As fire season continues to ramp up, it’s important to make sure you + your loved ones are prepared in the event a fire does break out near your home. Today, we’re giving you tips on how to be fire-ready in case an emergency happens.
Defend your home
Residents who live within one mile of grasslands, forests, or other natural areas are urged to create defensible spaces around their properties to reduce the risk of fire from wind-driven embers. There are two zones to consider when creating a defensible space:
- Zone One — Extends 30 ft from all buildings. Dead + dying vegetation, including wood piles and dry leaves, should be removed completely. Trees should be trimmed 10 ft from the chimney. Fuel ladders, low-level vegetation or materials that allow the fire to spread from the ground to the tree canopy, should be removed as well.
- Zone Two — Extends 30-100 ft from all buildings. Grass should be kept at a max height of 4 inches, and fallen leaves or twigs should reach a height of no more than 3 inches. Fuel ladders should be removed as well, and trees should be trimmed to be a minimum of 10 ft apart.
An emergency kit
The first step to preparing for a fire is to put together an emergency kit. Make sure to keep this in an easy-accessible space should a fire break out.
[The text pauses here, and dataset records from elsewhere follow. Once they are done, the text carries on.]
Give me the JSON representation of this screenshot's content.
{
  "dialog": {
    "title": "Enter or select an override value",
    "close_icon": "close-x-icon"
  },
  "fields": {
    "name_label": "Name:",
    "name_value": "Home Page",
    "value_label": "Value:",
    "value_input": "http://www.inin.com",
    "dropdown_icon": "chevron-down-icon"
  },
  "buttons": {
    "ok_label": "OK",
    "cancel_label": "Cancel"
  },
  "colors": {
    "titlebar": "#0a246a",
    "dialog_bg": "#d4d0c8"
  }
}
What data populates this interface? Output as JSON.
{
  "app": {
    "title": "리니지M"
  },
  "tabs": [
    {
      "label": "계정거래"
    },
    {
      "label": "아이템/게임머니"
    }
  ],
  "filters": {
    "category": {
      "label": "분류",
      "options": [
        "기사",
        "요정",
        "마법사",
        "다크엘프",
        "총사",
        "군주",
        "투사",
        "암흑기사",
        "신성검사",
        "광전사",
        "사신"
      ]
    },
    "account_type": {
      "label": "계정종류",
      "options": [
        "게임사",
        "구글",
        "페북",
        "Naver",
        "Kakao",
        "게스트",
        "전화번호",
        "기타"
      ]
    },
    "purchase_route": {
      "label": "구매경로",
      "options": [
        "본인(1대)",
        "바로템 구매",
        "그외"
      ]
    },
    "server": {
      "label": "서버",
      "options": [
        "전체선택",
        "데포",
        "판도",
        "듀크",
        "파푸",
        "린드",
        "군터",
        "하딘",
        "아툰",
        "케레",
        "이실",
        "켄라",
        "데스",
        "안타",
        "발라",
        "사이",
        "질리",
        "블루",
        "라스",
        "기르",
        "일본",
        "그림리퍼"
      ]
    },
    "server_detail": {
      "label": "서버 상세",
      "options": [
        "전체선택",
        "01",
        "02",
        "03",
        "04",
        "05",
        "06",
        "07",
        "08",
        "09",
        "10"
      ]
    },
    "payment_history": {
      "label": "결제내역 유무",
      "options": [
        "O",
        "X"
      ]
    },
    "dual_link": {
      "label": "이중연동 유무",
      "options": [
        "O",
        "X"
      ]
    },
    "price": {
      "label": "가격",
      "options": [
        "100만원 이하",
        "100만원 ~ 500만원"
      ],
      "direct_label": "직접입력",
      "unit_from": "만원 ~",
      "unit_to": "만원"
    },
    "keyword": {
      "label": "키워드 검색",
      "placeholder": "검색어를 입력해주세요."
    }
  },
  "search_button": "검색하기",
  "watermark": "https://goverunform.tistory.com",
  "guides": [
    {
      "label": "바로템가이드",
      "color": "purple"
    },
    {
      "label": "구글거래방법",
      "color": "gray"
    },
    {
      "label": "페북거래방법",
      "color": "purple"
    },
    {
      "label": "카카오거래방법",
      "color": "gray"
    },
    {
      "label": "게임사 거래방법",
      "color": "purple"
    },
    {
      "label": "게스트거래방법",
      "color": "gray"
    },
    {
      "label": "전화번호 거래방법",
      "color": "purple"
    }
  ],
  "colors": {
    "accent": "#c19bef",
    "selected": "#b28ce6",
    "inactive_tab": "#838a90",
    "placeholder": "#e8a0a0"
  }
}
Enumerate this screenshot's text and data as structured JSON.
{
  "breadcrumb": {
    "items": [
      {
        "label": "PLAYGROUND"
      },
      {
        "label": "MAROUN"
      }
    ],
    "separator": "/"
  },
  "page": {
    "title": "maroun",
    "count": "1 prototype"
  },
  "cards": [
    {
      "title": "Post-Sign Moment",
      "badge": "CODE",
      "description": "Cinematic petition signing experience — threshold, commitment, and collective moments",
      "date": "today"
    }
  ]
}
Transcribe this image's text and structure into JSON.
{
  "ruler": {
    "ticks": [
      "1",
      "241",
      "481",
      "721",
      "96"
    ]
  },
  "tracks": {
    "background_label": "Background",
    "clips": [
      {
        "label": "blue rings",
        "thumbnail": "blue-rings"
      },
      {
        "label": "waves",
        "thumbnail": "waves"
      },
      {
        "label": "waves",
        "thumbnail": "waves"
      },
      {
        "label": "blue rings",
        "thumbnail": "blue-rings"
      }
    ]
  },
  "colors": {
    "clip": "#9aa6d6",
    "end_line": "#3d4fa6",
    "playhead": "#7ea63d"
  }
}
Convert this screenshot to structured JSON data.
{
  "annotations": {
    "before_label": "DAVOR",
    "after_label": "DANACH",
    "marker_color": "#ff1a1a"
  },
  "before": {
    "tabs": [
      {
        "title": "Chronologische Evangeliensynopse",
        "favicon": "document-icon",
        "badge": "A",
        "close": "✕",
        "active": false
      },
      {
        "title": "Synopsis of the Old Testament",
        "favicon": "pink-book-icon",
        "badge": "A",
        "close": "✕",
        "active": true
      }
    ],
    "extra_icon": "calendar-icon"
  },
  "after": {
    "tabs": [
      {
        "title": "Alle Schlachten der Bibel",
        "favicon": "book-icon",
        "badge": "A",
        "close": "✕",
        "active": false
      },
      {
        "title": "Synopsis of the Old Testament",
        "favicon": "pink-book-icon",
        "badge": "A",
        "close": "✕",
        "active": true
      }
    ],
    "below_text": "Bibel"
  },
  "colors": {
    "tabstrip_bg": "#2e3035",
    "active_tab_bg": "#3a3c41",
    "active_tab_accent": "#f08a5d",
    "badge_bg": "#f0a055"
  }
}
Cal Fire recommends your kit includes:
- Three-day supply of nonperishable food
- Three gallons of water per person
- Prescriptions or special medications
- Copies of important documents like birth certificates, passports, etc.
- Flashlight + first-aid kit
- Extra clothes
- Extra set of car keys and credit cards
- Map marked with two evacuation routes in the event GPS fails
- Battery-powered radio with extra batteries
The Six P’s
If you don’t have an emergency kit ready, Cal Fire officials say to remember to bring The Six P’s with you:
- People + pets
- Papers, phone numbers + important documents
- Pictures + irreplaceables
- PC hard drives
- Plastic (such as debit + credit cards) and cash
Where to look
Cal Fire + other agencies post the most up-to-date information on their Twitter pages regarding current evacuation orders, shelter information, and firefighting progress. Some of the agencies to follow are:
- Cal Fire
- Cal Fire Amador-El Dorado Unit
- Cal Fire Nevada-Yuba-Placer Unit
- Cal Fire Public Information Officer
- Sacramento Fire Department
- Sacramento Metropolitan Fire District
Sacramento has 24 fire stations placed strategically around the city to assist community members in the face of a disaster, and residents can also call 211 or visit them online for information on available resources. Even more resources are available through the county for seniors + people living with disabilities.